Alright that’s all she wrote for me tonight folks, battery is on trickle charge. I’ll keep posted in the morning. Homeowner of the shop is asleep and I can’t boost of his car tonight anyways...
 
Alright that’s all she wrote for me tonight folks, battery is on trickle charge. I’ll keep posted in the morning. Homeowner of the shop is asleep and I can’t boost of his car tonight anyways...
Ride safely as you pedal home in the dark........
 
Ride safely as you pedal home in the dark........
Haha thanks dude!! Lots of coyotes howling up on the hill

ToMorrow that bike will be in the backseat fingers crossed
 
Make sure your grounds are good and secure. That to me sounds like the ground from the block to the battery is loose.
Any idea what ground it could be? From my understanding there are 4 grounds coming off the block. One on the head near the heater valve and then one on the engine pulling point and 2 on the intake manifolds
 
From experience on other cars, if it just clicks when attempting to start, it's usually from the motor to the chassis or battery.

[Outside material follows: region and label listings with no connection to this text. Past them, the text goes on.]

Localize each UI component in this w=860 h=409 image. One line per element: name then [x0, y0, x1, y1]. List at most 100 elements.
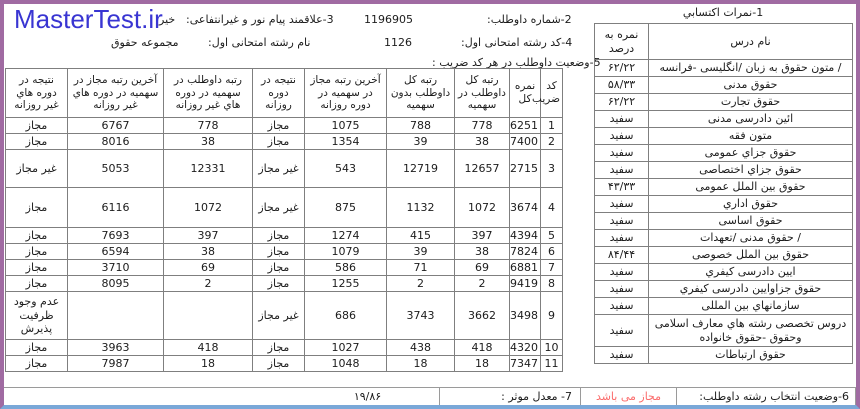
column-header: آخرین رتبه مجاز در سهمیه در دوره هاي غیر… — [67, 68, 164, 118]
total-score-cell: 7347 — [509, 355, 541, 372]
scores-table: نام درس نمره به درصد / متون حقوق به زبان … — [594, 23, 853, 364]
coef-code-cell: 1 — [540, 117, 563, 134]
table-row: حقوق مدنی ۵۸/۳۳ — [594, 76, 853, 94]
rank-in-quota-nonday-cell: 418 — [163, 339, 253, 356]
score-percent-cell: سفید — [594, 195, 649, 213]
column-header: رتبه كل داوطلب بدون سهمیه — [386, 68, 455, 118]
total-score-cell: 6881 — [509, 259, 541, 276]
rank-in-quota-cell: 12657 — [454, 149, 510, 188]
payamnoor-value: خیر — [159, 13, 176, 26]
table-row: 4 3674 1072 1132 875 غیر مجاز 1072 6116 مجاز — [5, 187, 563, 228]
score-percent-cell: ۵۸/۳۳ — [594, 76, 649, 94]
table-row: دروس تخصصی رشته هاي معارف اسلامی وحقوق -… — [594, 314, 853, 347]
rank-in-quota-cell: 69 — [454, 259, 510, 276]
table-row: حقوق بین الملل عمومی ۴۳/۳۳ — [594, 178, 853, 196]
total-score-cell: 3674 — [509, 187, 541, 228]
total-score-cell: 4394 — [509, 227, 541, 244]
table-row: 9 3498 3662 3743 686 غیر مجاز عدم وجود ظرفیت پ… — [5, 291, 563, 340]
rank-in-quota-cell: 18 — [454, 355, 510, 372]
table-row: / متون حقوق به زبان /انگلیسی -فرانسه ۶۲/۲… — [594, 59, 853, 77]
course-name-cell: دروس تخصصی رشته هاي معارف اسلامی وحقوق -… — [648, 314, 853, 347]
rank-no-quota-cell: 71 — [386, 259, 455, 276]
table-row: 7 6881 69 71 586 مجاز 69 3710 مجاز — [5, 259, 563, 276]
course-name-cell: سازمانهاي بین المللی — [648, 297, 853, 315]
course-name-cell: حقوق بین الملل عمومی — [648, 178, 853, 196]
candidate-number-value: 1196905 — [364, 13, 413, 26]
last-allowed-rank-day-cell: 1354 — [304, 133, 387, 150]
table-row: متون فقه سفید — [594, 127, 853, 145]
score-percent-cell: سفید — [594, 229, 649, 247]
course-name-cell: حقوق جزاي اختصاصی — [648, 161, 853, 179]
column-header: نمره كل — [509, 68, 541, 118]
coef-code-cell: 3 — [540, 149, 563, 188]
last-allowed-rank-day-cell: 1048 — [304, 355, 387, 372]
table-row: / حقوق مدنی /تعهدات سفید — [594, 229, 853, 247]
course-name-cell: ایین دادرسی كیفري — [648, 263, 853, 281]
score-percent-cell: سفید — [594, 110, 649, 128]
rank-in-quota-cell: 3662 — [454, 291, 510, 340]
rank-in-quota-nonday-cell: 12331 — [163, 149, 253, 188]
total-score-cell: 7400 — [509, 133, 541, 150]
rank-in-quota-nonday-cell — [163, 291, 253, 340]
coef-code-cell: 10 — [540, 339, 563, 356]
rank-in-quota-nonday-cell: 38 — [163, 243, 253, 260]
day-result-cell: مجاز — [252, 133, 305, 150]
rank-in-quota-nonday-cell: 38 — [163, 133, 253, 150]
total-score-cell: 3498 — [509, 291, 541, 340]
first-field-name-label: نام رشته امتحانی اول: — [208, 36, 311, 49]
day-result-cell: مجاز — [252, 117, 305, 134]
nonday-result-cell: مجاز — [5, 355, 68, 372]
day-result-cell: مجاز — [252, 339, 305, 356]
column-header: رتبه كل داوطلب در سهمیه — [454, 68, 510, 118]
first-field-name-value: مجموعه حقوق — [111, 36, 179, 49]
course-name-cell: حقوق جزاوایین دادرسی كیفري — [648, 280, 853, 298]
table-row: 6 7824 38 39 1079 مجاز 38 6594 مجاز — [5, 243, 563, 260]
nonday-result-cell: مجاز — [5, 227, 68, 244]
score-percent-cell: سفید — [594, 346, 649, 364]
rank-no-quota-cell: 3743 — [386, 291, 455, 340]
last-allowed-rank-nonday-cell: 3710 — [67, 259, 164, 276]
day-result-cell: غیر مجاز — [252, 187, 305, 228]
table-row: حقوق جزاي اختصاصی سفید — [594, 161, 853, 179]
rank-in-quota-cell: 38 — [454, 133, 510, 150]
scores-table-title: 1-نمرات اكتسابي — [682, 6, 764, 19]
last-allowed-rank-nonday-cell: 6116 — [67, 187, 164, 228]
day-result-cell: غیر مجاز — [252, 291, 305, 340]
rank-no-quota-cell: 1132 — [386, 187, 455, 228]
rank-in-quota-nonday-cell: 778 — [163, 117, 253, 134]
candidate-number-label: 2-شماره داوطلب: — [487, 13, 572, 26]
gpa-label: 7- معدل موثر : — [439, 388, 580, 405]
status-table: كد ضریب نمره كل رتبه كل داوطلب در سهمیه رتب… — [5, 68, 563, 372]
course-name-cell: حقوق جزاي عمومی — [648, 144, 853, 162]
score-percent-cell: سفید — [594, 280, 649, 298]
last-allowed-rank-nonday-cell: 7693 — [67, 227, 164, 244]
last-allowed-rank-day-cell: 1075 — [304, 117, 387, 134]
rank-in-quota-cell: 418 — [454, 339, 510, 356]
table-row: حقوق بین الملل خصوصی ۸۴/۴۴ — [594, 246, 853, 264]
last-allowed-rank-day-cell: 1274 — [304, 227, 387, 244]
last-allowed-rank-day-cell: 686 — [304, 291, 387, 340]
footer-bar: 6-وضعیت انتخاب رشته داوطلب: مجاز می باشد… — [4, 387, 856, 405]
course-name-cell: حقوق بین الملل خصوصی — [648, 246, 853, 264]
rank-in-quota-cell: 778 — [454, 117, 510, 134]
rank-in-quota-nonday-cell: 69 — [163, 259, 253, 276]
rank-no-quota-cell: 18 — [386, 355, 455, 372]
rank-no-quota-cell: 788 — [386, 117, 455, 134]
total-score-cell: 6251 — [509, 117, 541, 134]
column-header: نتیجه در دوره هاي غیر روزانه — [5, 68, 68, 118]
last-allowed-rank-day-cell: 1255 — [304, 275, 387, 292]
rank-no-quota-cell: 12719 — [386, 149, 455, 188]
site-logo[interactable]: MasterTest.ir — [14, 4, 163, 34]
nonday-result-cell: مجاز — [5, 133, 68, 150]
first-field-code-value: 1126 — [384, 36, 412, 49]
day-result-cell: مجاز — [252, 275, 305, 292]
score-percent-cell: سفید — [594, 263, 649, 281]
table-row: 10 4320 418 438 1027 مجاز 418 3963 مجاز — [5, 339, 563, 356]
rank-in-quota-nonday-cell: 397 — [163, 227, 253, 244]
table-row: حقوق جزاوایین دادرسی كیفري سفید — [594, 280, 853, 298]
payamnoor-label: 3-علاقمند پیام نور و غیرانتفاعی: — [186, 13, 334, 26]
column-header: آخرین رتبه مجاز در سهمیه در دوره روزانه — [304, 68, 387, 118]
day-result-cell: غیر مجاز — [252, 149, 305, 188]
last-allowed-rank-nonday-cell: 6767 — [67, 117, 164, 134]
rank-in-quota-cell: 397 — [454, 227, 510, 244]
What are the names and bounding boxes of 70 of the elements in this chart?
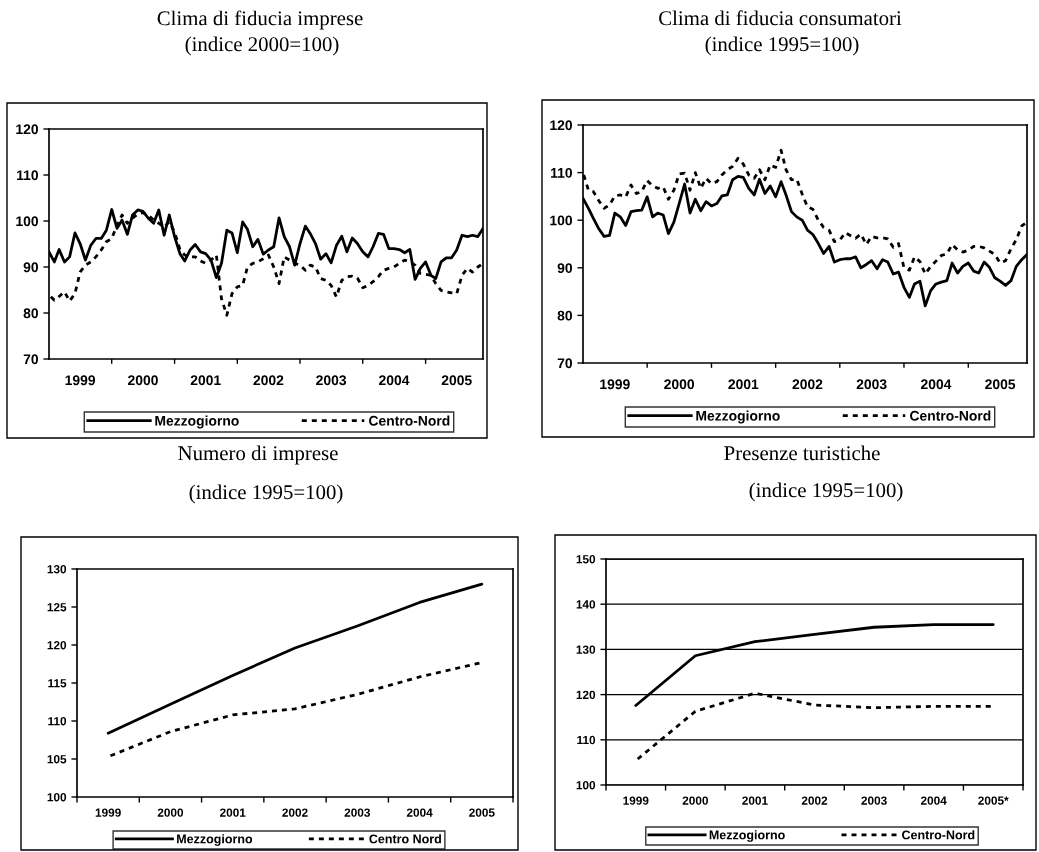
y-tick-label: 120 xyxy=(47,641,67,650)
y-tick-label: 100 xyxy=(576,781,596,790)
chart-subtitle: (indice 1995=100) xyxy=(705,36,859,56)
x-tick-label: 2005 xyxy=(469,808,495,817)
y-tick-label: 150 xyxy=(576,555,596,564)
legend-label: Mezzogiorno xyxy=(709,830,785,842)
legend-label: Centro-Nord xyxy=(369,415,450,426)
y-tick-label: 105 xyxy=(47,755,67,764)
x-tick-label: 1999 xyxy=(600,379,630,390)
line-series xyxy=(106,582,484,735)
y-tick-label: 120 xyxy=(16,124,39,135)
x-tick-label: 2003 xyxy=(861,796,887,805)
y-tick-label: 120 xyxy=(576,690,596,699)
x-tick-label: 2004 xyxy=(920,796,947,805)
x-tick-label: 2001 xyxy=(728,379,759,390)
y-tick-label: 130 xyxy=(47,565,67,574)
x-tick-label: 2000 xyxy=(128,375,158,386)
legend-label: Centro-Nord xyxy=(902,830,975,840)
x-tick-label: 2002 xyxy=(282,808,308,817)
y-tick-label: 130 xyxy=(576,645,596,654)
y-tick-label: 115 xyxy=(48,679,67,688)
y-tick-label: 110 xyxy=(48,717,67,726)
x-tick-label: 1999 xyxy=(65,375,96,386)
y-tick-label: 110 xyxy=(17,170,39,181)
y-tick-label: 100 xyxy=(550,215,573,226)
legend-label: Mezzogiorno xyxy=(177,834,253,846)
x-tick-label: 2005 xyxy=(441,375,472,386)
x-tick-label: 2000 xyxy=(157,808,184,817)
y-tick-label: 110 xyxy=(577,735,596,745)
x-tick-label: 1999 xyxy=(95,808,121,817)
y-tick-label: 80 xyxy=(23,308,39,319)
y-tick-label: 120 xyxy=(550,120,573,131)
y-tick-label: 100 xyxy=(16,216,39,227)
y-tick-label: 90 xyxy=(557,263,573,273)
chart-title: Clima di fiducia imprese xyxy=(157,10,363,30)
y-tick-label: 140 xyxy=(576,600,596,609)
chart-title: Clima di fiducia consumatori xyxy=(659,10,902,26)
legend-label: Centro Nord xyxy=(369,834,441,844)
legend-label: Mezzogiorno xyxy=(696,410,780,424)
legend-label: Mezzogiorno xyxy=(155,415,239,429)
x-tick-label: 2004 xyxy=(379,375,410,386)
chart-title: Numero di imprese xyxy=(178,445,338,465)
chart-title: Presenze turistiche xyxy=(724,445,880,461)
x-tick-label: 2001 xyxy=(190,375,221,386)
x-tick-label: 2003 xyxy=(856,379,887,390)
y-tick-label: 90 xyxy=(23,262,39,273)
y-tick-label: 80 xyxy=(557,310,573,321)
x-tick-label: 2001 xyxy=(219,808,246,817)
x-tick-label: 2003 xyxy=(316,375,347,386)
x-tick-label: 2004 xyxy=(406,808,433,817)
x-tick-label: 2000 xyxy=(682,796,709,805)
y-tick-label: 110 xyxy=(551,167,573,178)
x-tick-label: 1999 xyxy=(623,796,649,805)
y-tick-label: 70 xyxy=(557,358,573,369)
chart-subtitle: (indice 1995=100) xyxy=(189,484,343,504)
x-tick-label: 2005* xyxy=(978,796,1009,805)
x-tick-label: 2002 xyxy=(253,375,284,386)
chart-subtitle: (indice 2000=100) xyxy=(185,36,339,56)
x-tick-label: 2003 xyxy=(344,808,370,817)
chart-subtitle: (indice 1995=100) xyxy=(749,482,903,502)
x-tick-label: 2001 xyxy=(742,796,768,805)
x-tick-label: 2005 xyxy=(985,379,1016,390)
y-tick-label: 125 xyxy=(47,603,67,612)
x-tick-label: 2004 xyxy=(920,379,952,390)
x-tick-label: 2002 xyxy=(801,796,828,805)
y-tick-label: 100 xyxy=(47,793,67,802)
x-tick-label: 2002 xyxy=(792,379,823,390)
legend-label: Centro-Nord xyxy=(910,410,991,421)
y-tick-label: 70 xyxy=(23,354,39,365)
x-tick-label: 2000 xyxy=(664,379,695,390)
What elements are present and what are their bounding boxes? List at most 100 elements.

I've figured out volt drops by doing the following:
  1. Check voltage at the battery posts. As stated before, should be 12.5v or higher but regardless of what it is, this is your spec for the next check
  2. Check voltage at the cable itself. Compare to voltage from #1
  3. With your positive lead on the B+ post, put the negative lead on the fender ground bolt, then on the lifting hook on the head (or similar) The voltage should be the same or very very close to voltage at your posts from #1
My guess is it's the large guage main ground from the battery to the block is finger tight. On the cars I have seen with similar symptoms of interior lights/ accessories working but starter just clicks, it's been the block to battery or chassis ground. You probably at least had the firewall and block one off to do the head.